Konteks Penurunan Surat An-Nasr: Sebuah Kemenangan Besar

Sebelum menyelam lebih dalam ke ayat ketiga, sangat penting untuk memahami panggung di mana ayat ini diturunkan. Surat An-Nasr secara keseluruhan berbicara tentang kemenangan besar yang dijanjikan Allah. Mari kita lihat dua ayat sebelumnya:

Ayat pertama: إِذَا جَآءَ نَصْرُ ٱللَّهِ وَٱلْفَتْحُ (Apabila telah datang pertolongan Allah dan kemenangan). Ini adalah janji yang pasti. "An-Nasr" adalah pertolongan ilahi yang bersifat aktif, sedangkan "Al-Fath" adalah hasil nyatanya, yaitu terbukanya sebuah wilayah atau kemenangan yang terlihat secara fisik. Para ulama tafsir sepakat bahwa ini merujuk pada Fathu Makkah, momen ketika Nabi Muhammad SAW dan kaum muslimin kembali ke Mekkah tanpa pertumpahan darah.

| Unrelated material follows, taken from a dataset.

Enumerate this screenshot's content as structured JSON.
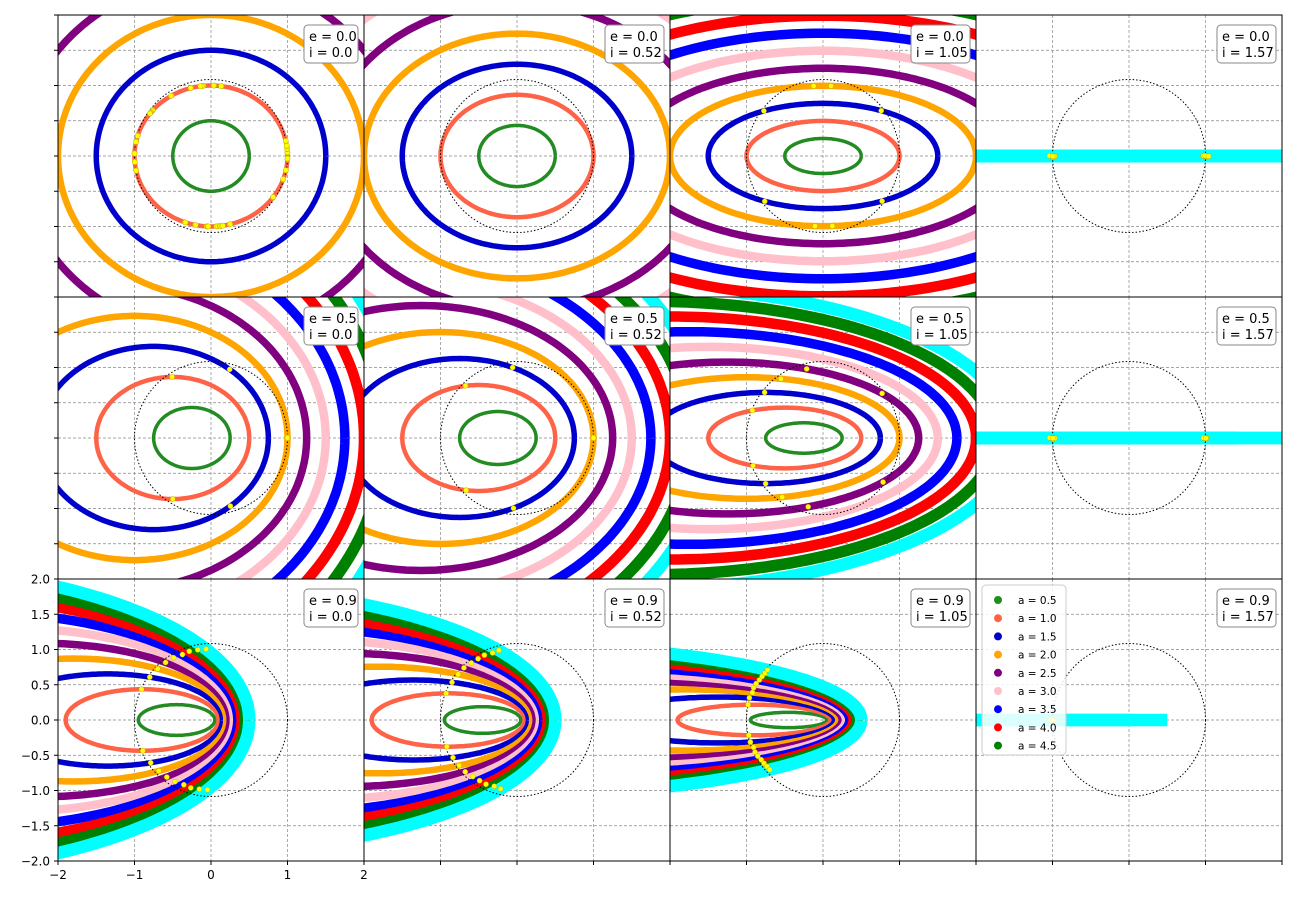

Ayat kedua: وَرَأَيْتَ ٱلنَّاسَ يَدْخُلُونَ فِى دِينِ ٱللَّهِ أَفْوَاجًا (Dan engkau melihat manusia berbondong-bondong masuk agama Allah). Kemenangan tersebut bukan sekadar penguasaan teritorial, melainkan kemenangan hati. Dakwah yang sebelumnya mendapat perlawanan keras, kini diterima secara luas. Suku-suku Arab dari berbagai penjuru datang untuk menyatakan keislaman mereka. Ini adalah buah dari kesabaran, perjuangan, dan pertolongan Allah.

Setelah dua ayat yang menggambarkan puncak pencapaian ini, barulah datang ayat ketiga sebagai respons yang seharusnya dilakukan. Ini adalah formula ilahi dalam menyikapi kesuksesan. Bukan dengan kesombongan, bukan dengan arogansi, melainkan dengan kembali kepada Sang Pemberi Kemenangan itu sendiri.

Tafsir Mendalam: Membedah Setiap Perintah dalam Ayat ke-3

Ayat ketiga adalah jantung dari surat ini, sebuah petunjuk praktis yang abadi. Mari kita uraikan setiap segmennya untuk menangkap kekayaan maknanya.

1. Perintah Pertama: Fasabbiḥ (Maka Bertasbihlah)

Kata "Tasbih" berasal dari akar kata sabaha, yang secara harfiah berarti "berenang" atau "bergerak cepat". Secara istilah, tasbih adalah tindakan menyucikan Allah SWT dari segala bentuk kekurangan, kelemahan, sifat-sifat yang tidak layak, atau keserupaan dengan makhluk-Nya. Ketika kita mengucapkan "Subhanallah" (Maha Suci Allah), kita sedang mendeklarasikan bahwa Allah terbebas dan jauh dari segala hal negatif yang mungkin terlintas di benak kita.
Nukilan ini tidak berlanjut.